Saturday, November 7, 2015

She isn't Her (Elfangor's Journal)

I was glad when Birchurawkp finally admitted their feelings to me. I had been thinking about where I stood with them and finally had found peace with the fact that I thought about them as more than a friend. It wasn't until they told me they loved me that I hoped for a more intimate relationship.

The thing about love is that it can't be forced. Can't be made. It just has to be created on its on, in its own time.

And Birch...Birch had been extremely affectionate, at least in private, when we became mates. I had even allowed them to name the majority of our offspring Birchkits.

While I did love them, I could never forget my first love: Loren.

Loren, my Loren, was...I can't describe her well enough in words. Even if Herbie read my mind, he would not know how much she meant to me. I recently told Birch about her and they were understanding.

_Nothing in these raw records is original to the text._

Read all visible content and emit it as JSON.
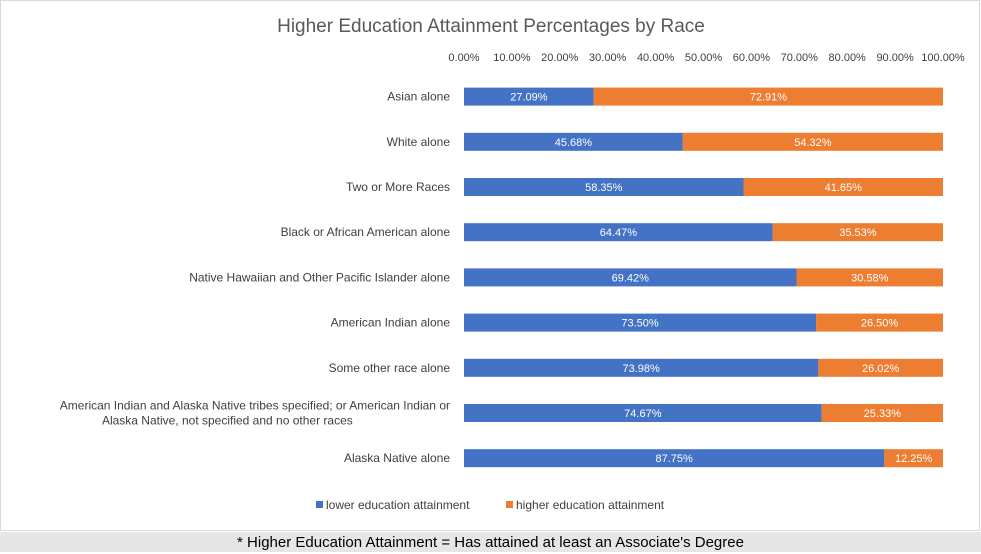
{
  "chart_data": {
    "type": "bar",
    "orientation": "horizontal",
    "stacked": true,
    "title": "Higher Education Attainment Percentages by Race",
    "categories": [
      "Asian alone",
      "White alone",
      "Two or More Races",
      "Black or African American alone",
      "Native Hawaiian and Other Pacific Islander alone",
      "American Indian alone",
      "Some other race alone",
      "American Indian and Alaska Native tribes specified; or American Indian or Alaska Native, not specified and no other races",
      "Alaska Native alone"
    ],
    "series": [
      {
        "name": "lower education attainment",
        "color": "#4472c4",
        "values": [
          27.09,
          45.68,
          58.35,
          64.47,
          69.42,
          73.5,
          73.98,
          74.67,
          87.75
        ],
        "labels": [
          "27.09%",
          "45.68%",
          "58.35%",
          "64.47%",
          "69.42%",
          "73.50%",
          "73.98%",
          "74.67%",
          "87.75%"
        ]
      },
      {
        "name": "higher education attainment",
        "color": "#ed7d31",
        "values": [
          72.91,
          54.32,
          41.65,
          35.53,
          30.58,
          26.5,
          26.02,
          25.33,
          12.25
        ],
        "labels": [
          "72.91%",
          "54.32%",
          "41.65%",
          "35.53%",
          "30.58%",
          "26.50%",
          "26.02%",
          "25.33%",
          "12.25%"
        ]
      }
    ],
    "xaxis": {
      "position": "top",
      "range": [
        0,
        100
      ],
      "ticks": [
        "0.00%",
        "10.00%",
        "20.00%",
        "30.00%",
        "40.00%",
        "50.00%",
        "60.00%",
        "70.00%",
        "80.00%",
        "90.00%",
        "100.00%"
      ]
    },
    "legend": {
      "placement": "bottom"
    },
    "grid": false
  },
  "footnote": "* Higher Education Attainment = Has attained at least an Associate's Degree"
}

They knew that I was loyal and that they had nothing to fear.

Birch knew that the majority of dragons tended to fall in love multiple times and an old mate wasn't a danger. Wasn't competition. Knew me well enough to know my loyalties.

Why did I leave her and return to Seitou's Clan? I don't think I could properly tell anyone that. I guess...I guess I felt like I had abandoned people who needed me and so had gone back to my clan. My loyalty to my clan had been more important than my loyalty to her.

But Loren, sweet Loren, believed that only with clan loyalty would any dragon be strong enough to survive. That we all needed a group to be watching out for each other. So I was eventually able to leave with her understanding.

Maybe one day I'll see her again. I hope so. I hope so.

There is a Loren in this clan, but she isn't mine. She isn't my Loren. She is, instead, part of a breeding project. As my mate is head of the Breeding Programs, I asked them. They replied that they didn't know why she had been named Loren.

Birch continued to say that Jademoon had allowed them to head every breeding program but the one involving Loren. They ended with saying that they would ask in the morning.

As I hear Birch's soft breathing and the warmth of their chest, I tried to let that sound take me away from my worries. From my senseless fears.

I curled tighter into their embrace and slowly drifted away into dream.

Questions such as 'what would I do if I saw Loren again' seemed unimportant now.